Updated

Two U.S. soldiers were killed in a firefight with insurgents Monday, while an Afghan vice president escaped a bomb attack on his convoy in the latest assassination attempt on a political leader ahead of key elections.

The U.S. military said leaders of Al Qaeda (search) and the Taliban (search) have held a series of meetings in Pakistan to discuss how to disrupt the elections. U.S. and Afghan officials have been warning of increased violence before the Oct. 9 presidential vote.

Monday's violence followed a failed assassination attempt last week on U.S.-backed interim President Hamid Karzai (search), considered the favorite to win the election.

The Americans were killed in a clash with militants in the troubled southeastern province of Paktika, the military said. The dead were not immediately identified.

Two other Americans were slightly wounded and six Afghan government troops were taken to a U.S. base for treatment, a military statement said.

According to the Defense Department, 137 U.S. military personnel have died in Operation Enduring Freedom, launched after the Sept. 11, 2001, attacks in the United States. Some 99 of the fatalities have been in or around Afghanistan (search), and 54 of them have been troops killed in action.

In northern Afghanistan, Nayiamatullah Shahrani, one of the country's four vice presidents, and a Cabinet minister were on route to to inspect a road project when their convoy struck the bomb in the Khanabad district of Kunduz province.

The bomb, hidden by the roadside, was detonated by remote control and damaged a car carrying Shahrani's bodyguards in the 20-vehicle convoy, Police Chief Mutaleb Beg said.

"It damaged one of the cars and one of his guards was slightly hurt by the flying glass," he said. Beg blamed "enemies" for the attack, but didn't elaborate. No one was arrested.

Shahrani and Urban Development Minister Gul Agha Sherzai, who was also in the convoy, were unharmed and continued to Takhar province.

On Thursday, Karzai aborted his first major campaign event when suspected Taliban fired a rocket at the U.S. military helicopter bringing him to a school opening in southeastern Afghanistan.
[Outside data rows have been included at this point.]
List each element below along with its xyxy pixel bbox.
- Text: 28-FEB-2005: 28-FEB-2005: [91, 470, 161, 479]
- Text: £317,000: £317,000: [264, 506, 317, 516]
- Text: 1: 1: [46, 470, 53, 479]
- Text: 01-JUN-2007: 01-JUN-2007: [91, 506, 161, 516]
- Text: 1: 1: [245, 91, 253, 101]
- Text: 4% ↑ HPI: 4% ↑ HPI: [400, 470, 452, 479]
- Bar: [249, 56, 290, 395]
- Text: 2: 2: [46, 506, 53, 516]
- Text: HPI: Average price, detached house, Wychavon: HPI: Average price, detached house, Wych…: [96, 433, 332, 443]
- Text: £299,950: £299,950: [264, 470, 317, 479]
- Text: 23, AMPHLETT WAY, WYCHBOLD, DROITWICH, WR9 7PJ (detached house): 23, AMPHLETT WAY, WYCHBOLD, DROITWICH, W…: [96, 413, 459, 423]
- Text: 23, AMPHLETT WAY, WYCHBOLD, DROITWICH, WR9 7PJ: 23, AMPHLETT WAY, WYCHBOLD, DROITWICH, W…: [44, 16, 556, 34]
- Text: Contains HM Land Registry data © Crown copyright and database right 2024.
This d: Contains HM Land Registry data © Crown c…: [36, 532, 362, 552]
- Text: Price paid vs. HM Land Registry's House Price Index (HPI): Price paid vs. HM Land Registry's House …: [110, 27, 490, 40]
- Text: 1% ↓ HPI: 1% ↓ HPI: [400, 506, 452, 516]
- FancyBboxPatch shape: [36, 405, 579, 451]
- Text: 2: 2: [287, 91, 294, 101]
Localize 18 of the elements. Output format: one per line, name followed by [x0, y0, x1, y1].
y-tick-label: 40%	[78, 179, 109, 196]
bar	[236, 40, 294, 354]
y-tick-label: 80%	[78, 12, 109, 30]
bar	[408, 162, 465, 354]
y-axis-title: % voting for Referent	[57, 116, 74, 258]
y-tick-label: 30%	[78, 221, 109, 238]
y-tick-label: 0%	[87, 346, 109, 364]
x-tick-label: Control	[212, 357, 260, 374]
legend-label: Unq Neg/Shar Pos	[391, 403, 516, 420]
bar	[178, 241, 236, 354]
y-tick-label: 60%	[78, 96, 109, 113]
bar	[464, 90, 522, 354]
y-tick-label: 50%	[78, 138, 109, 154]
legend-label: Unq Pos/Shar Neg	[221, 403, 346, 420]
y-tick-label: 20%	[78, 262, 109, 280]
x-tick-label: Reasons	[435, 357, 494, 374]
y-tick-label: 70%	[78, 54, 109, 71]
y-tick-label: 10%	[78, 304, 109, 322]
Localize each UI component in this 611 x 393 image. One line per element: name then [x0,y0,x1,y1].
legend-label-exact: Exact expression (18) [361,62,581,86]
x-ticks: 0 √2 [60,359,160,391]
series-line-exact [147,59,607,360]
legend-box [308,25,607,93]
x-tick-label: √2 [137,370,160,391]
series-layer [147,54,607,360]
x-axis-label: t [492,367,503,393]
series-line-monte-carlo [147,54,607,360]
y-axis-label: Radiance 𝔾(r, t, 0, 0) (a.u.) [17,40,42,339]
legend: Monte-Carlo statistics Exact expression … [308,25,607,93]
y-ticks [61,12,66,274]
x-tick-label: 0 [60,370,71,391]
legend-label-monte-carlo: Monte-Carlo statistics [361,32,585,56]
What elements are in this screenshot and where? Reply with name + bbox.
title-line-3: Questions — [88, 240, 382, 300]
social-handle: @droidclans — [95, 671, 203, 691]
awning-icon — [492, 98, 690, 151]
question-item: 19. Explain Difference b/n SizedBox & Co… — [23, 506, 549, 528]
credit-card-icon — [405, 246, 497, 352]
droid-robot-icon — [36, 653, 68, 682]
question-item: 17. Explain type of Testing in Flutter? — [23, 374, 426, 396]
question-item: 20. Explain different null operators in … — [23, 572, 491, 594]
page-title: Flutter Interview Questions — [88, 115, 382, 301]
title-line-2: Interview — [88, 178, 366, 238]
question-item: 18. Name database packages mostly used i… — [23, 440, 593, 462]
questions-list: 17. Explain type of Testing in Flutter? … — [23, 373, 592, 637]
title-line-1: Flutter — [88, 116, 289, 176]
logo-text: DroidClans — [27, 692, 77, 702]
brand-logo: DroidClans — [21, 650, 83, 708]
The American deaths came amid a flurry of reported attacks on U.S. troops across the troubled south and east of the country, where Taliban-led insurgents are most active.

The military statement said that in Zabul province, close to the Pakistani border, U.S.-led forces killed several militants in a clash north of Qalat, the provincial capital.

Coalition forces also came under fire near Deh Rawood, a town in Uruzgan province where American forces have a base. U.S. and Afghan troops also came under fire in another skirmish Monday, injuring one of the Afghans, the statement said.

More than 900 people have died in political violence across Afghanistan this year, and officials are braced for more. Election workers have also been directly targeted, with 10 killed so far, but the violence has failed to prevent millions of Afghans from registering to vote.

Maj. Scott Nelson, a U.S. military spokesman, said "relatively high-ranking" members of Al Qaeda and the Taliban — as well as rebel Afghan faction Hezb-e Islami, led by Gulbuddin Hekmatyar — have held several meetings in Pakistan on how to derail the vote.

Citing intelligence reports, Nelson said the participants were also discussion how to deal with increasing crackdowns on both sides of the Afghan-Pakistani border to root out their activities.

The Pakistani government said the idea that such meetings could have taken place on its territory was "baseless."

"Al-Qaida and remnants of the Taliban regime are on the run in Pakistan. They cannot hold conferences," Foreign Ministry spokesman Masood Khan said in Islamabad.

The U.S. military was "looking in the wrong direction," he said. "The real danger lies inside Afghanistan" from warlords, drug traffickers and insurgents.

Nelson said it was "certainly" possible that Usama bin Laden (search) and other leaders of Al Qaeda were in the rugged border region — on either side of the porous border.

Maj. Gen. Eric Olson, the operational commander of the U.S.-led force in Afghanistan, said this month that he had no fix on where bin Laden or his deputy, Ayman al-Zawahri, were located.

But he said he believed the Al Qaeda leaders were still pulling some of the strings in the stubborn Afghan insurgency.

Olson cited a car bombing that killed about 10 people, including three Americans, at the office of a U.S. security company in Kabul last month. He said a splinter group of Al Qaeda with Pakistani and Afghan members may have been responsible.

Thousands of Pakistani forces have carried out bloody offensives in the Waziristan tribal region next to the border, bombing a suspected training camp and killing scores of suspected militants.

Nelson said U.S.-allied forces had intensified their campaign against militants in the neighboring Paktika, Paktia and Khost provinces of Afghanistan.